PD-1's partner in crime

Basel, Switzerland-based Roche has also developed a more traditional drug, tiragolumab, a monoclonal antibody targeting T-cell immunoreceptor with Ig and ITIM domains (TIGIT), which is expressed on T cells and NK cells.

Tumor cells are able to use TIGIT to inhibit the immune response in multiple ways. The immune cells are directly inhibited by the binding of TIGIT to the poliovirus receptor (PVR) on tumor cells. The PVR-TIGIT interaction also stimulates the tumor to express TGF-beta and IL-10, which modulates antigen presenting cells. Finally TIGIT binds and inhibits CD226, an activator of the immune system.

In the phase Ia portion of the dose-escalation GO30103 study, the monotherapy treatment didn't appear to have much efficacy, but that was expected based on the preclinical mouse models.
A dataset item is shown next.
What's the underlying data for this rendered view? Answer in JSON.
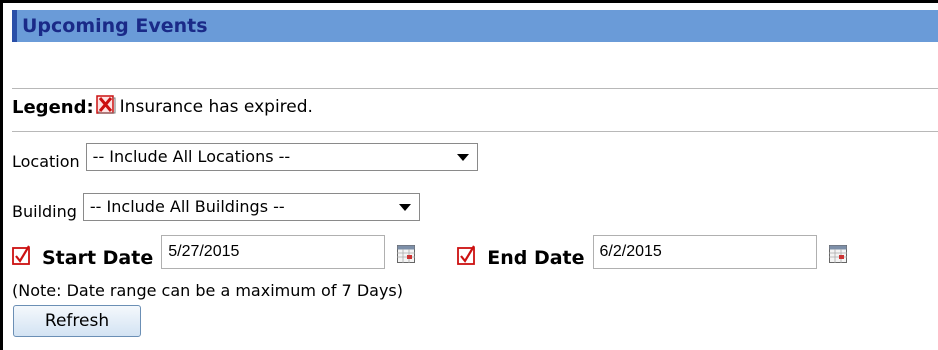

"When we designed the trial, we purposely allowed patients to have crossover because we were thinking that there would probably be limited single-agent activity and wanted to give patients on the single agent the opportunity to receive the combination," Johanna Bendell, chief development officer and director of the GI cancer research program at the Sarah Cannon Research Institute, told the audience.

Because TIGIT is often co-expressed with PD-1, the phase Ib dose-escalation portion included Tecentriq, and the combination produced an overall response rate (ORR) of 11% in 44 patients with many of the responders having NSCLC.

In an expansion cohort of patients with PD-L1-positive NSCLC, the ORR for the combination was 46% in 13 evaluable patients, including two complete responses.

Roche has already generated promising preliminary data from the phase II Cityscape trial testing tiragolumab with Tecentriq, which was presented at the virtual American Society of Clinical Oncology (ASCO) meeting and led to Roche launching two phase III trials, Skyscraper-01 and Skyscraper-02.